Dom Jean-Baptiste Chautard, O.C.S.O.
The Soul of the Apostolate

Meekness is one sign of a vocation to be an apostolic missionary. When God sent Moses, he gave him the grace and virtue of meekness. Jesus

Christ was meekness itself, and because of this virtue He is called the Lamb. The prophets foretold that He would be so mild that He would neither break the bruised reed nor quench the smoking flax; that he would be persecuted, calumniated, and covered with reproaches and yet remain as one without a tongue and say nothing. What patience and meekness! Yes, by his labors, his sufferings, his silence and death on the Cross, He redeemed us and taught us how we must act to save the souls He has entrusted to us.
St. Anthony Mary Claret
Autobiography

[St. Catherine received the following message from God in a vision.] They have arisen with servile fear from the vomit of mortal sin, but, if they do not arise with love of virtue, servile fear alone is not sufficient to give eternal life. But love with holy fear is sufficient, because the law is founded in love and holy fear. The old law was the law of fear, that was given by Me to Moses, by which law they who committed sin suffered the penalty of it. The new law is the law of love, given by the Word of My only-begotten Son, and is founded in love alone. The new law does not break the old law, but rather fulfills it, as said My Truth, ‘I come not to destroy the law, but to fulfill it.’ And he united the law of fear with that of love. Through love was taken away the imperfection of the fear of the penalty, and the perfection of holy fear remained, that is, the fear of offending, not on account of one’s own damnation, but of offending Me, who am Supreme Good.
St. Catherine of Siena
The Dialogues

1All biblical passages quoted in this tract are from the New American Standard Bible (NASB). The NASB was translated by a Protestant group, and it is the most literal widely published translation.
2Some proselytes (Greek word proselutos) heard the apostles speak in tongues after Pentecost (Acts 2:10), Nicolas, a proselyte from Antioch, was appointed as a steward of charitable donations (Acts 6:5), and some devout proselytes followed Paul and Barnabas in order to listen to their preaching (Acts 13:43). The term God-fearer or the Greek terms theosebeis (worshipers of God), phoboumenoi (fearers [of God]), and sebomenoi (worshipers [of God]) appear more frequently.
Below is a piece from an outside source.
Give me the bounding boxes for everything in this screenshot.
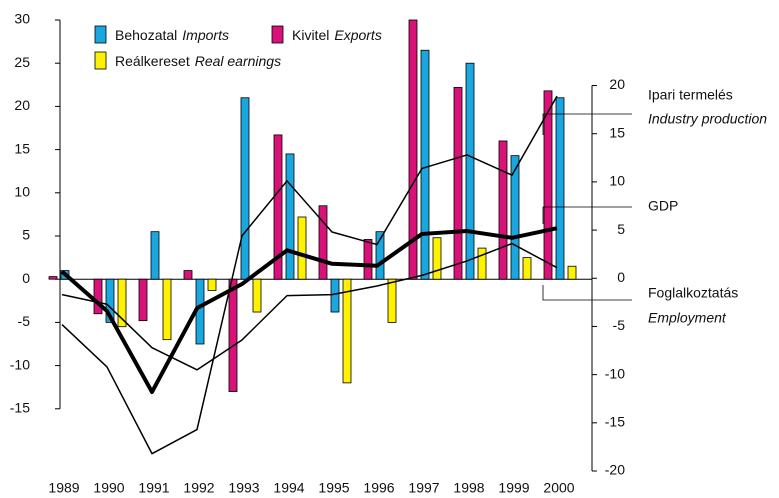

A partial list of the appearances of God-fearers in the New Testament include: Peter was sent to the God-fearer Cornelius when he first received the call to preach to the gentiles (Acts 10:2,22,35), Paul addressed his message to the Jews and the Men who fear God in Antioch of Pisidia (Acts 13:16,26), a number of God-fearing Greeks were converted in Thessalonica (Acts 17:4), and the roman centurion who had built a synagogue for the Jews and asked Jesus to heal his servant was probably a God fearer (Luke 7:1-10).
3Everett Ferguson agrees with this distinction and discusses supporting evidence in his textbook Backgrounds of Christianity published by WM. B. Eerdmans in 1993 (2nd Edition).